Analogi untuk memahami kelas dalam masyarakat pada pemikiran Weber adalah Pasar. Kategorisasi masyarakat secara ekonomis terbentuk dalam model pasar, yang merupakan sistem pertukaran kompetitif yang memungkinkan individu untuk saling bertukar untuk memenuhi kebutuhannya dan mengejar kepentingannya. Nilai-nilai yang terkandung dalam konsep ini adalah apa yang disebut Weber sebagai “kegunaan”, yang menyangkut juga nilai material seperti properti dan kepemilikan dan kemampuan kerja manusia seperti ketrampilan individual dan tenaga kerja.

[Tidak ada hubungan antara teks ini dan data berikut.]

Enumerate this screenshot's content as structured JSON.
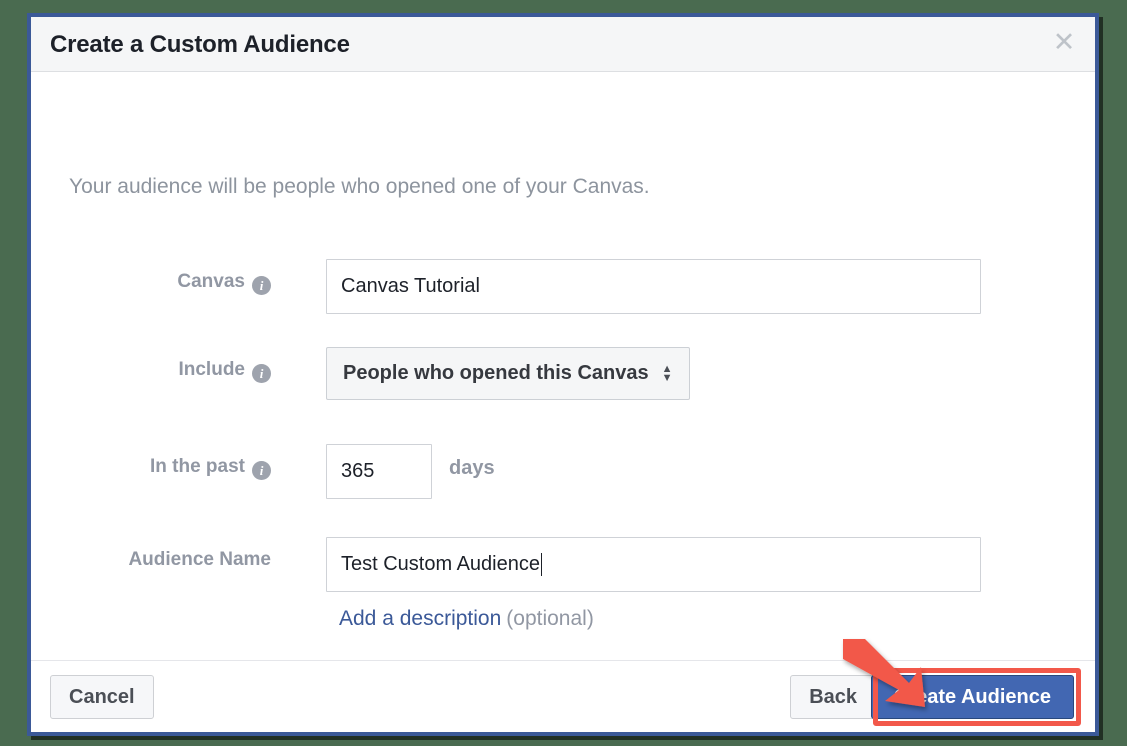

Jadi kelas, dalam konsepsi Weber adalah agregasi pemaknaan bersama masyarakat terhadap “situasi” di dalam pasar yang sama-sama menyediakan kepentingan ekonomi dan kesempatan untuk mencapai kepentingan.
Dari penjelasan di atas kita tahu bahwa Weber memulai bahasannya tentang struktur ekonomi dalam masyarakat pada titik yang sama dengan Marx yaitu tentang mereka yang memiliki properti dan mereka yang hanya memiliki tenaga kerja untuk dipertukarkan dalam pasar. Namun Weber menempuh jalan yang berbeda dengan Marx dengan menunjukkan kompleksitas tentang jenis properti yang menajdi modal individual serta keteranpilan macam apa yang ditawarkan. Perbedaan ini akan menciptakan berbagai macam kelas dalam kelas sederhana yang dimaksud oleh Marx. Kelas pemodal masih terbagi berdasarkan berbagai macam modal yang dimiliki serta kelas pekerja sendiri yang masih terbagai oleh berbagai macam keterampilan yang dimiliki oleh pekerja tersebut. Definisi ini membawa kita pada kerumitan tersendiri karena setiap definisi akan menciptakan berbagai kelas dalam masyarakat jadi setiap individu dalam sistem ekonomi kapitalisme modern yang sangat kompleks dapat mewakili kelas yang berbeda-beda sehingga konsep kelas tersebut dengan sendirinya tidak berguna.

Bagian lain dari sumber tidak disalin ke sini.